Berbicara tentang ilmu, bukan hanya berbicara tentang aspek ontologi (apa yang dikaji) dan aspek epistemologi (bagaimana untuk mendapatkan pengetahuan yang benar) tetapi juga yang tidak kalah penting yaitu aspek aksiologi (nilai guna ilmu). Aksiologi adalah nama lain dari filsafat nilai dan termasuk cabang dari etika. Aksiologi adalah ilmu yang membicarakan tentang tujuan ilmu pengetahuan itu sendiri. Jadi aksiologi merupakan ilmu yang mempelajari hakikat dan manfaat yang sebenarnya dari pengetahuan, dan sebenarnya ilmu pengetahuan itu tidak ada yang sia-sia kalau kita bisa memanfaatkannya dan tentunya dimanfaatkan dengan sebaik-baiknya dan di jalan yang baik pula. Karena akhir-akhir ini banyak sekali yang mempunyai ilmu pengetahuan yang lebih itu dimanfaatkan di jalan yang tidak benar.

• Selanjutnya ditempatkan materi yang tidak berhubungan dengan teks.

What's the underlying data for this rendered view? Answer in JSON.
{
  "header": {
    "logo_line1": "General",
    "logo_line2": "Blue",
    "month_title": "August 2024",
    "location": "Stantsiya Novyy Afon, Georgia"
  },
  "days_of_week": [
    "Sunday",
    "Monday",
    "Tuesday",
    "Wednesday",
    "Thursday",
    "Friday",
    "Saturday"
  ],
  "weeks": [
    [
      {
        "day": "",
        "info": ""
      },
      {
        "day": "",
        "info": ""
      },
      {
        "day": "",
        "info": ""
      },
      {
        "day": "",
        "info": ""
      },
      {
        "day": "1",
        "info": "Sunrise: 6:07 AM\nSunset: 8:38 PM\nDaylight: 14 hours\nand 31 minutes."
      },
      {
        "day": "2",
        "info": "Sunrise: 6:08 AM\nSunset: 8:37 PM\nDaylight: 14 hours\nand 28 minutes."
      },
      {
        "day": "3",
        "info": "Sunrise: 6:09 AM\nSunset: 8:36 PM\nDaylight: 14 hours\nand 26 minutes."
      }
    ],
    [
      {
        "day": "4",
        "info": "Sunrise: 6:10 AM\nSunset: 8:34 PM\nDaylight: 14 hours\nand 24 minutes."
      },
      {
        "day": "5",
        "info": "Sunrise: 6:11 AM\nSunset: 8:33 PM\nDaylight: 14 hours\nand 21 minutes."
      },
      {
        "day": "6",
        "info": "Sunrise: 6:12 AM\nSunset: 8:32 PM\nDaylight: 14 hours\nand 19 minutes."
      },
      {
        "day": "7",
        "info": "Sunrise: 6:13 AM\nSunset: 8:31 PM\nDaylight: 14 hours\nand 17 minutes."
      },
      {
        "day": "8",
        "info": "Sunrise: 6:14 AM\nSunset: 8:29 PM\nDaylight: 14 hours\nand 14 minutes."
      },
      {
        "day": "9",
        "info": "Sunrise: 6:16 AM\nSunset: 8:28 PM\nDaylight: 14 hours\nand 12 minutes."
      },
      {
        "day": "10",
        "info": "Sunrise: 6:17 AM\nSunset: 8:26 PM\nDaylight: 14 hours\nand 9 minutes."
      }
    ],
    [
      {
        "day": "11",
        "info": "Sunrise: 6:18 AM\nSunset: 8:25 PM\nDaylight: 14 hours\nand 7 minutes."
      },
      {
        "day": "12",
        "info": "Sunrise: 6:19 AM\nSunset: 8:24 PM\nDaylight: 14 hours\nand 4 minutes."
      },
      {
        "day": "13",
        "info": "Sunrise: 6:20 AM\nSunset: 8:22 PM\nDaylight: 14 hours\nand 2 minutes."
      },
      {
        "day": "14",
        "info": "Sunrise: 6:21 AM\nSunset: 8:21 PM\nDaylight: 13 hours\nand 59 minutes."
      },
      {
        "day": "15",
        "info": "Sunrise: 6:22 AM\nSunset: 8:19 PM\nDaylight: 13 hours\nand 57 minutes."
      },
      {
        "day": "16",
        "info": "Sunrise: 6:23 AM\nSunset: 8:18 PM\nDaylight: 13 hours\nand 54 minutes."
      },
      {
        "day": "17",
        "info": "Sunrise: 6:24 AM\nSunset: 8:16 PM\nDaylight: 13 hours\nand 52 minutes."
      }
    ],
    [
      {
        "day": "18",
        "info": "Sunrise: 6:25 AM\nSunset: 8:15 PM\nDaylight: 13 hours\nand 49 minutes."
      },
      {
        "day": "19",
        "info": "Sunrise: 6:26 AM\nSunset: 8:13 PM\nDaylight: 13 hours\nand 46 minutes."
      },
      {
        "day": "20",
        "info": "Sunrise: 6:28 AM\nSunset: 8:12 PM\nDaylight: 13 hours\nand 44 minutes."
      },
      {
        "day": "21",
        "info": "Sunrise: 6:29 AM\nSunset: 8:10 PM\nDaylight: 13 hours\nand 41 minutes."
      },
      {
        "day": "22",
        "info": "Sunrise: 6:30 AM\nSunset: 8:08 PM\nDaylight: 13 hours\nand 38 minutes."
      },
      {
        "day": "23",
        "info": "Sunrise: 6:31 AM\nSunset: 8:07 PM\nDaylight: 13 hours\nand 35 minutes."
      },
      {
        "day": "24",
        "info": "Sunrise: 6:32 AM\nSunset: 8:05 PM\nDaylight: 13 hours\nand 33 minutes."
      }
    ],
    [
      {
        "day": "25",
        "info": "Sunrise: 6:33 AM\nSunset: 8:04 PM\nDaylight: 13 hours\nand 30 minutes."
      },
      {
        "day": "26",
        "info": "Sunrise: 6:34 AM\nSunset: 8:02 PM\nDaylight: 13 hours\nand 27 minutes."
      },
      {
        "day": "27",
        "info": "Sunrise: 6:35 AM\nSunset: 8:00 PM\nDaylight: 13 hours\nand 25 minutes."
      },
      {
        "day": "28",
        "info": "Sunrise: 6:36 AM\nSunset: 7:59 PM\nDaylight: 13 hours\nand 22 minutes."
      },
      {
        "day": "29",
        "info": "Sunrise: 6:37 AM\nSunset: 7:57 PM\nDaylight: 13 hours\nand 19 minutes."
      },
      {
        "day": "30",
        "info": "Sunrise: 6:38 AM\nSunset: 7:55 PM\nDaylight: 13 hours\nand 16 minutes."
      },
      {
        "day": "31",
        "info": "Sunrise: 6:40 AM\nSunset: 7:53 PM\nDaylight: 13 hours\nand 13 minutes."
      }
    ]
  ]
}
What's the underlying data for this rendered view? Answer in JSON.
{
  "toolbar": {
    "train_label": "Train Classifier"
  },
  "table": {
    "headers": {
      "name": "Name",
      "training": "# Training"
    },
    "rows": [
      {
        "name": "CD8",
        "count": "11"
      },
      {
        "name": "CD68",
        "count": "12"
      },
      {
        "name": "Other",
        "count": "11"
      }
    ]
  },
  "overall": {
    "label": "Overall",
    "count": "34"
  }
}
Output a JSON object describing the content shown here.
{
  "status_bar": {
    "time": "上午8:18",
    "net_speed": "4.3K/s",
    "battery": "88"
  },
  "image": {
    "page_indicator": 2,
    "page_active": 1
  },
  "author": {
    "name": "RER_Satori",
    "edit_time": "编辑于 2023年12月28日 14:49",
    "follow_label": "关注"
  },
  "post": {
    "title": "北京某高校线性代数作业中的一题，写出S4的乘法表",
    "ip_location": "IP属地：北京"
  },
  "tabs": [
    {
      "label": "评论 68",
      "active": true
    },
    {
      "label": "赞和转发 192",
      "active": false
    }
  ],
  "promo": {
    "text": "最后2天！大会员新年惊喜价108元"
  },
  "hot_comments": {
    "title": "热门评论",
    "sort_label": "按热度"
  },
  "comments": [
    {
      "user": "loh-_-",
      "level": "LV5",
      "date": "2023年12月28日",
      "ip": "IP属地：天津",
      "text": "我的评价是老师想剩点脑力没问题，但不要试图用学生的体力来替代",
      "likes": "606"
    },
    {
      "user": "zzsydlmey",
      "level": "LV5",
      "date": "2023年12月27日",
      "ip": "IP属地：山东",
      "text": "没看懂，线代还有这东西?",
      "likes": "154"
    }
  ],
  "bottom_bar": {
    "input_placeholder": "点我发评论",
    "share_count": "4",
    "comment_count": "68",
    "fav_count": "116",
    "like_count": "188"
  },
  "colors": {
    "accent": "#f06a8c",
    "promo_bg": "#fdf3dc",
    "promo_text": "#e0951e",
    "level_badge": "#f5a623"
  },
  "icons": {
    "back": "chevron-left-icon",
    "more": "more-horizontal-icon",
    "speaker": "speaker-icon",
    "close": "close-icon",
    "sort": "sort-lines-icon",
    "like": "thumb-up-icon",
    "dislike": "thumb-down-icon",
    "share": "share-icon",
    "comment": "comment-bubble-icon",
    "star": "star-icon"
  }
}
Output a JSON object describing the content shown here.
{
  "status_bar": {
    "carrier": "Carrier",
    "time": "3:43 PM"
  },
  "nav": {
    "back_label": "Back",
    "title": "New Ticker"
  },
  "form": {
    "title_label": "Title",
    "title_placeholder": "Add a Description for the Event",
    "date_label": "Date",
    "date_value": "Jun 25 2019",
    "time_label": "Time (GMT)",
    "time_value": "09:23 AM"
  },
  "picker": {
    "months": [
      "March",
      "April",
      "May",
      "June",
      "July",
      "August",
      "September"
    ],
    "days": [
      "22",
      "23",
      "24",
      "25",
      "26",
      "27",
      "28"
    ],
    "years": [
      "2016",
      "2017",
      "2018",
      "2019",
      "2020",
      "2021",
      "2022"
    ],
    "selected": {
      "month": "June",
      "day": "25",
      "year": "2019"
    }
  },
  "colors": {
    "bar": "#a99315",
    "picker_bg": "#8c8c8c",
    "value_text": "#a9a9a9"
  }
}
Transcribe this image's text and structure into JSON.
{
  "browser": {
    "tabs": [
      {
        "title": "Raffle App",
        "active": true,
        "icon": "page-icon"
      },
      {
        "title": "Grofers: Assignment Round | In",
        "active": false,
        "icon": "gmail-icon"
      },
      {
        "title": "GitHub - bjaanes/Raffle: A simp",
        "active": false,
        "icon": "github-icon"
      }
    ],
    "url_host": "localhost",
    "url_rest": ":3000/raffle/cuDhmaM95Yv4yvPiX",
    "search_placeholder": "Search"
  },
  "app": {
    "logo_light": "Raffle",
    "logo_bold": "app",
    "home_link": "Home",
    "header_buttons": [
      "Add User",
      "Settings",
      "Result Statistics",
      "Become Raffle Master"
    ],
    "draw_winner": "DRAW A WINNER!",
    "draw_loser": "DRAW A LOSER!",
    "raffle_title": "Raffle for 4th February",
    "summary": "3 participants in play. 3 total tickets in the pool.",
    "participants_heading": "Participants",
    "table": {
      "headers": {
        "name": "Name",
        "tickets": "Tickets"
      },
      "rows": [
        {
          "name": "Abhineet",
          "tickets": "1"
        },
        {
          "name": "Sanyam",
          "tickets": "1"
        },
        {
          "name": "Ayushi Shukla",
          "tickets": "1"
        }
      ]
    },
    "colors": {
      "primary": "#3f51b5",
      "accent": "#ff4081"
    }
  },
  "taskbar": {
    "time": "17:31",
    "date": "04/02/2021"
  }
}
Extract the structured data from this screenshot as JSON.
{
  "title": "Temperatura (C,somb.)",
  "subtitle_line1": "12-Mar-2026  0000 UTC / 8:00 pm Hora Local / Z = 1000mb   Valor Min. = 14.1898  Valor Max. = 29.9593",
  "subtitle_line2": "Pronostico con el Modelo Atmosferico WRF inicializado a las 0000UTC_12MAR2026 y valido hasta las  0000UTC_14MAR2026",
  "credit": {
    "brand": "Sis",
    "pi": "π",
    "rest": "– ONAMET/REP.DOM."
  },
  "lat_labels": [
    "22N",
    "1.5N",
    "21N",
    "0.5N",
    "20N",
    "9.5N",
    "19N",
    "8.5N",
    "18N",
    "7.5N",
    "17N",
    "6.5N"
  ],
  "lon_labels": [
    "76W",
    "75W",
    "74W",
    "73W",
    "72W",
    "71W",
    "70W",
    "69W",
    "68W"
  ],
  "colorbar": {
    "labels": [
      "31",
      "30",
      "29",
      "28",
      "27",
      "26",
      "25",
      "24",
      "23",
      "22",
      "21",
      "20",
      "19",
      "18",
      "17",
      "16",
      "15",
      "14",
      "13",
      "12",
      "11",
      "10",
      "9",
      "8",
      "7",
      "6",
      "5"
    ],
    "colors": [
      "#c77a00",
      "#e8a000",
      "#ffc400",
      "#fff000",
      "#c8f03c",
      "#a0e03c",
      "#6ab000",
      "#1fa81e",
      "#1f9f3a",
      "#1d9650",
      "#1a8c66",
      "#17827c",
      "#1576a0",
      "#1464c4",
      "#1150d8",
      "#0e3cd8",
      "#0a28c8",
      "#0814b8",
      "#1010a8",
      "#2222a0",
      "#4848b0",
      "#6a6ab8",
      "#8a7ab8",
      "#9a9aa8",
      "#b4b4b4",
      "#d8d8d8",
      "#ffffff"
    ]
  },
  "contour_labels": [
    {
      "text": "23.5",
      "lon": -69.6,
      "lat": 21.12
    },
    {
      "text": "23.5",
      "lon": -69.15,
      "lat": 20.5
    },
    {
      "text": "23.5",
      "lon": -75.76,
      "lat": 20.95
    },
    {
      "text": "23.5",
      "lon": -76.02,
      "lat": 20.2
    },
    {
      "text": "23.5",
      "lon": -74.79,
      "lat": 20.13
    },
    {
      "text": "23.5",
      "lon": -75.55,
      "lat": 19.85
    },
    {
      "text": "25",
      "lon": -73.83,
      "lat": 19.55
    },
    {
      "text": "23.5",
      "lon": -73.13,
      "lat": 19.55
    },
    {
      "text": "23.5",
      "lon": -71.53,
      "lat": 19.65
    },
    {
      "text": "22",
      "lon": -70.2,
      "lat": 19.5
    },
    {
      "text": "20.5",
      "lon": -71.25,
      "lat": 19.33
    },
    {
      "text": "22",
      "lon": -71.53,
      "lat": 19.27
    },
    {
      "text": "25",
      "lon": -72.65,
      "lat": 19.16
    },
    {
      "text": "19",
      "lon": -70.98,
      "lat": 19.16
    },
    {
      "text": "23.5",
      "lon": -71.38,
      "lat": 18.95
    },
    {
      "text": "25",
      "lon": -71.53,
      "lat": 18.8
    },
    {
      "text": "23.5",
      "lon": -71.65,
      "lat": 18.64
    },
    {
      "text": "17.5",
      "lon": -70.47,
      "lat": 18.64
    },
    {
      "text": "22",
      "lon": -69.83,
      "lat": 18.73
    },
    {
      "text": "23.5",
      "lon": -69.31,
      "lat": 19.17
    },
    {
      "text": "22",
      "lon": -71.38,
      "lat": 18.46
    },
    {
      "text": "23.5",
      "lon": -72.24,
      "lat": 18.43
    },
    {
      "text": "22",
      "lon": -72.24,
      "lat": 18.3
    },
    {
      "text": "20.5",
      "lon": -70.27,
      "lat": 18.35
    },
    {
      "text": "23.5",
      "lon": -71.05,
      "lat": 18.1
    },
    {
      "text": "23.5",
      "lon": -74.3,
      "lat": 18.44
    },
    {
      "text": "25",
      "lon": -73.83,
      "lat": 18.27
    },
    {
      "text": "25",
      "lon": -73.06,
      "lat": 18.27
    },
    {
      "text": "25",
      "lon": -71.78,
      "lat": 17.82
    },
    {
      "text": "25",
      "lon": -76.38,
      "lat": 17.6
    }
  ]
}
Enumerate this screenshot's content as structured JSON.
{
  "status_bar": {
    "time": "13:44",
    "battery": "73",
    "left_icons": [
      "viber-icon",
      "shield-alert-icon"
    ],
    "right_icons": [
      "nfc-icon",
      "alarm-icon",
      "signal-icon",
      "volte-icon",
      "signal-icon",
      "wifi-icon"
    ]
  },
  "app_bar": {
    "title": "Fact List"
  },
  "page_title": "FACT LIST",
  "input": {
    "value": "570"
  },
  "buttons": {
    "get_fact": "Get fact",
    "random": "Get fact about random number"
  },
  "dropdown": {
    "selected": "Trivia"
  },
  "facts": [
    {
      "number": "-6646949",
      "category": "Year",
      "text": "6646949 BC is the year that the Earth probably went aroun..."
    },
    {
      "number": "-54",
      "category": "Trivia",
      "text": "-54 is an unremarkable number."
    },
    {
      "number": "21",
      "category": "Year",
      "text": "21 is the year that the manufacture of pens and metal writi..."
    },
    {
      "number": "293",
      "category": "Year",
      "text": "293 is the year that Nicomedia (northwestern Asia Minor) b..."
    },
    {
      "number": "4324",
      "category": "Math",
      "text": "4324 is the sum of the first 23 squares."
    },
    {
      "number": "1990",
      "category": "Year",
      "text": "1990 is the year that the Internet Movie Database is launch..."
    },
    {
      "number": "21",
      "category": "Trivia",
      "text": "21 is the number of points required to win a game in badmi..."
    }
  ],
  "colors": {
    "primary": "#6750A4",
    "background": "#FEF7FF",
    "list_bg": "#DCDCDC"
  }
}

Untuk lebih mengenal apa yang dimaksud dengan aksiologi, ada beberapa definisi yang diungkapkan oleh beberapa ahli diantaranya:
1.      Aksiologi berasal dari bahasa Yunani yaitu axios yang berarti nilai dan logos yang berarti teori. Jadi aksiologi adalah teori tentang nilai (Burhanuddin, 1997).
2.      Menurut Jujun S. Suriasumantri dalam bukunya yang berjudul Filsafat Ilmu Sebuah Pengantar Populer mengatakan bahwa aksiologi diartikan sebagai teori nilai yang berkaitan dengan kegunaan dari pengetahuan yang diperoleh (Suriasumatri, 2009).
3.      Menurut Bramel, aksiologi terbagi dalam tiga bagian. Pertama, moral conduct, yaitu tindakan moral, bidang ini melahirkan disiplin khusus yaitu etika. Kedua, esthetic expression, yaitu ekspresi keindahan. Bidang ini melahirkan keindahan. Ketiga, sosio-political life, yaitu kehidupan sosial politik yang akan melahirkan filsafat sosio-politik (Jalaluddin, 1997).
Pembahasan aksiologi menyangkut masalah nilai kegunaan ilmu. Ilmu tidak bebas nilai. Artinya pada tahap-tahap tertentu kadang ilmu harus disesuaikan dengan nilai-nilai budaya dan moral suatu masyarakat, sehingga nilai kegunaan ilmu tersebut dapat dirasakan oleh masyarakat dalam usahanya meningkatkan kesejahteraan bersama, bukan sebaliknya malahan menimbulkan bencana.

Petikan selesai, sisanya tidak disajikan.